Ah, yes, that could be. Now, I think, such an import would not be possible – there would be the appropriate import result message (that the genre could not be found)…
Thanks a lot @ajnyga!

ajnyga · January 30, 2018, 3:03pm

another error, this time on row 77 with the $articleFile->getGenreId(). I am debugging this and will let you know what it is. Two log files were already processed succesfully.
This is something different. @bozana, I would bet some money on the fact that you will get a lot of similar questions in the forum during the next few months

ajnyga · January 30, 2018, 3:18pm

@bozana

The submission_file in this case is missing altogether.
What happens with the current code in a scenario where:

A journal adds galley file A and publishes article. The file_id is saved in the usage stats log.
Before the logs are processed the journal removes the galley file A and adds galley file B
Scheduled tasks are run, the submission_file with the id mentioned in the logs can not be found => error on line 77, right?

edit: this scenario definitely needs fixing. I removed the references to the removed file and the log file got processed. But basically anyone could run into a similar problem.

bozana · January 30, 2018, 4:33pm

Hi @ajnyga

Hmmm… I will then take a look how to just display the warning in the scheduled task log file but continue with the processing in such a case…

Thanks a lot!
Bozana

ajnyga · January 30, 2018, 4:47pm

Thanks, all the log files were processed now succesfully. There was only one such case.

bozana · January 30, 2018, 5:54pm

I created a GitHub Issue and provided a patch there: consider missing submission file in usage stats loader · Issue #3332 · pkp/pkp-lib · GitHub – As in other similar cases, I just break the switch statement i.e. continue with the next line in the log file…

Thanks @ajnyga!

asmecher · January 30, 2018, 7:18pm

Hi all,

I think reviewer reports legitimately don’t have a genre ID.

Regards,
Alec Smecher
Public Knowledge Project Team

ajnyga · January 30, 2018, 7:59pm

yes, those did not turn out be the issue here. There were actually two separate cases. The first one was due to a bad xml import and the second one is the scenario Bozana has in the github issue above.

bozana · January 30, 2018, 8:11pm

Great, then the requirement for the published files to have a genre_id is correct…
Thanks a lot to both of you, @ajnyga and @asmecher!
:-))) Bozana

Vitaliy · February 7, 2018, 9:28pm

So, if I have the similar problem, what should I do? This will be fixed in the next OJS release or there is a need for editing the database?

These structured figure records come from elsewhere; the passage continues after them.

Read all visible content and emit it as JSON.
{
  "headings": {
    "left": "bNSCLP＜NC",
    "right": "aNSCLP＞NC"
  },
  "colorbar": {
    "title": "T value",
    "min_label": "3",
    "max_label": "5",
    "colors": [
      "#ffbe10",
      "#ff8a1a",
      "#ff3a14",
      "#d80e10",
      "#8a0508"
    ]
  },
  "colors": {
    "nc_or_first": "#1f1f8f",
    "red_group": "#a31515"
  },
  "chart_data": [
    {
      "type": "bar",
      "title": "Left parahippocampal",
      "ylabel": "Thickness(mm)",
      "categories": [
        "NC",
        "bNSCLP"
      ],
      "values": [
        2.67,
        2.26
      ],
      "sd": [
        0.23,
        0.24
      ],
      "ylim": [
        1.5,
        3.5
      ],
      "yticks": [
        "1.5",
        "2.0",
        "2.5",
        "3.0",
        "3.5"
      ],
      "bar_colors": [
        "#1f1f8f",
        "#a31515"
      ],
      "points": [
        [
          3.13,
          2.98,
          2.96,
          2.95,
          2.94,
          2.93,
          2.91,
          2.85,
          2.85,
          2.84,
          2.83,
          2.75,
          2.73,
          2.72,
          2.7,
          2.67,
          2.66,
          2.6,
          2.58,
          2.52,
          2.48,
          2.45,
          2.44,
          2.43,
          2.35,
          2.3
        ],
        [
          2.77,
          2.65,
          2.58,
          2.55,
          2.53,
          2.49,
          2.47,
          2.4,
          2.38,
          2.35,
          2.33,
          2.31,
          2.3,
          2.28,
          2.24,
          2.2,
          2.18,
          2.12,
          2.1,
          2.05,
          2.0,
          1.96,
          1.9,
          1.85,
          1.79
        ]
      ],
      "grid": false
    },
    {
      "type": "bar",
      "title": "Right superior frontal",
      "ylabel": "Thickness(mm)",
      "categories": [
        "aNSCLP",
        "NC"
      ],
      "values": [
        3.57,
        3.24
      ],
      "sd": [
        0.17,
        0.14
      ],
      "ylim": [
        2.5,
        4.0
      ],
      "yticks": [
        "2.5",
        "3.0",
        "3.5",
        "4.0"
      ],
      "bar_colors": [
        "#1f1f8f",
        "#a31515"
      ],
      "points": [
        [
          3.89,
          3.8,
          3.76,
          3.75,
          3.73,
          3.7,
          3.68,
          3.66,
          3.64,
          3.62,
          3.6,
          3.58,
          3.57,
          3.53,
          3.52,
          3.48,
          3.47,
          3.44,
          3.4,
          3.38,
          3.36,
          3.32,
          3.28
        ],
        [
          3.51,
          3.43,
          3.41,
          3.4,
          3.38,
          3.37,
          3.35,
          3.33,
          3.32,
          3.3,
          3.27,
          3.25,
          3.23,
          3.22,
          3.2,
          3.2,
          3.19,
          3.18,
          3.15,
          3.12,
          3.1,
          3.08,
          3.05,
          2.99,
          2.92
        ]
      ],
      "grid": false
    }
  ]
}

bozana · February 7, 2018, 10:10pm

Hi @Vitaliy

If the problem is that the file (that was logged once) does not exist any more, then there is a fix in this GitHub Issue: consider missing submission file in usage stats loader · Issue #3332 · pkp/pkp-lib · GitHub.

The second problem here was that some public galley/supp files did not have genre_id in the DB, due to the wrong import – this should be fixed manually in the DB.

Best,
Bozana

ajnyga · February 8, 2018, 6:01am

See above
Note that Fix genre assignment for upgrades · Issue #2506 · pkp/pkp-lib · GitHub was not related to this.

Vitaliy · February 8, 2018, 5:43pm

Hmm, I have checked the database, seems the error that we get after upgrade has different origin. I will open another topic for it.